Con la conseguenza però della perdita di lavoro per cinquecento unità lavorative italiane. Non è il primo caso e se la Comunità Europea non porrà rimedio non sarà neanche l’ultimo. Tanto per citarne alcuni, la Faac i cancelli automatici non li produce più a Bologna, ma a Dublino e in Bulgaria; la Konig non fa più le catene d’auto a Lecco ma nella Repubblica Ceca.

I Paesi che hanno la tassazione migliore sono Olanda, Cipro, Lussemburgo, Irlanda e molte nazioni dell’Est europeo come Ungheria e Romania. I primi, quelli del Nord Europa, da diversi anni operano nel mondo della finanza e sono veri e propri paradisi fiscali; i secondi, i Paesi dell’Est, pur di attirare capitali, hanno quasi azzerato il regime di tassazione, perchè la presenza di nuove aziende porta nuovo fatturato e fa crescere il Pil.

Come mezzo di contrasto al fenomeno esiste l’Icrict che è una Commissione indipendente composta da studiosi che si prefigge di combattere l’iniquità fiscale a livello mondiale. Il suo obiettivo è quello di fissare un’aliquota compresa tra il 15% e il 25%, quindi un’appiattimento della fiscalità che limiti i fenomeni di elusione da parte delle multinazionali.

Infatti ricordiamo che due colossi come Apple ed Amazon riescono ad aggirare la fiscalità ordinaria penalizzando molte nazioni per cui provocano danno emergente per concorrenza sleale e lucro cessante per mancati introiti di imposte.

E ricordiamo che privare di imposte una Nazione non è certo un fattore positivo dal momento che esse vanno a finanziare la spesa sociale sotto forma di prestazioni sanitarie, pensionistiche, ecc. Quindi è necessario che anche l’Europa si attrezzi per tempo a fronteggiare il pericolo delle diseguaglianze in campo finanziario.

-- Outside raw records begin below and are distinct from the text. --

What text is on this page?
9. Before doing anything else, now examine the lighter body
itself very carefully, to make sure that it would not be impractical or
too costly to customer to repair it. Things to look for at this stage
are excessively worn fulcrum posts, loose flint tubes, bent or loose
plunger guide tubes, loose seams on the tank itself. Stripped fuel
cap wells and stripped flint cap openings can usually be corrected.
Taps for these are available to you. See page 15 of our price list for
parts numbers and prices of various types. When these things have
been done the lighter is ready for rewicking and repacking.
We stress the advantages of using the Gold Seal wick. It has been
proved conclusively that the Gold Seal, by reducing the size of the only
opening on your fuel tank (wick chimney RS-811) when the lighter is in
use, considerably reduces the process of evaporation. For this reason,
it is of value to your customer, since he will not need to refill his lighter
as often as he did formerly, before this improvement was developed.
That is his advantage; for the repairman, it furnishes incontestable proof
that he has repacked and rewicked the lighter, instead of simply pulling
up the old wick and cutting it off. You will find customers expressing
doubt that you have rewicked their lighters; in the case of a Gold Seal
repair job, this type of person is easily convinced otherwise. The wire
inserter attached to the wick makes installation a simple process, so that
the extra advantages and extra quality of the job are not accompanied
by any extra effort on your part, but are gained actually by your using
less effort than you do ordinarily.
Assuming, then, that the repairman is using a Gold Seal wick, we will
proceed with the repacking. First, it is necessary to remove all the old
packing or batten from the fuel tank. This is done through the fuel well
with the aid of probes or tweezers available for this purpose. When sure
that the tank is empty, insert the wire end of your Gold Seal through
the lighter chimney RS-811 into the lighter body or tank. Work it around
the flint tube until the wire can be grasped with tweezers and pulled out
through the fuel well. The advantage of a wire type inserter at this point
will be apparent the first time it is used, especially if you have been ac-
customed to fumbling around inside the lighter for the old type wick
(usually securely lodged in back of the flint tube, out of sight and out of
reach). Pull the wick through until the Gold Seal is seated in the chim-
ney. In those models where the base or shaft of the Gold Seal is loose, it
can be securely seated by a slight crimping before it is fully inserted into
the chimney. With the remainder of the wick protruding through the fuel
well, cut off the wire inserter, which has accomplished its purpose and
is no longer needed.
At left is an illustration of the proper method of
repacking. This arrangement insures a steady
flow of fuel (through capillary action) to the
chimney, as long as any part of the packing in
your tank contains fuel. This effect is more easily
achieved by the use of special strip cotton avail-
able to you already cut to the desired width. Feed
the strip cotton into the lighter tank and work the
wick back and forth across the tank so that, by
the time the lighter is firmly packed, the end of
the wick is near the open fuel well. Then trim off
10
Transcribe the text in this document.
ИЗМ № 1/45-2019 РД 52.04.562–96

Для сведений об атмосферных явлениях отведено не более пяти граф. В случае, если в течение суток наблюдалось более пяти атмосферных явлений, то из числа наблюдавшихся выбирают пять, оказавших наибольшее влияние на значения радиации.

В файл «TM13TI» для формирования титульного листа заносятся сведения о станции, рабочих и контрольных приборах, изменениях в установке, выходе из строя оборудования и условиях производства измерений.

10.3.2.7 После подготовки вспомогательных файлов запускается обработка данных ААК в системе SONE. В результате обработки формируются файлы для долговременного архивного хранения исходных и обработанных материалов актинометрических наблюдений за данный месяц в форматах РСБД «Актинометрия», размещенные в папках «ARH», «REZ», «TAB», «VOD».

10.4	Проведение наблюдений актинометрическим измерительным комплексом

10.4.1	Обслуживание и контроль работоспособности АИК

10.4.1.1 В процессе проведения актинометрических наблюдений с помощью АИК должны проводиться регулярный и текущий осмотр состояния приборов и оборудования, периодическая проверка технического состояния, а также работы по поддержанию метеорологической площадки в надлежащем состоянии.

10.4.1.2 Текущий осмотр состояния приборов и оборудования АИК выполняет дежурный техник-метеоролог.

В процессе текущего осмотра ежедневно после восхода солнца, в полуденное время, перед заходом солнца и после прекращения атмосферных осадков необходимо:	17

Ed è bene che i quattro Paesi più rappresentativi, tra cui ci piace annoverare l’Italia assieme a Germania, Francia e Spagna, che significano insieme il 75% del Pil europeo costituiscano una Commissione che si occupi di allestire una base fiscale comune ed una tassazione univoca sui profitti delle società. Per frenare la corsa speculativa alla delocalizzazione delle aziende e per riformare un’equa fiscalità.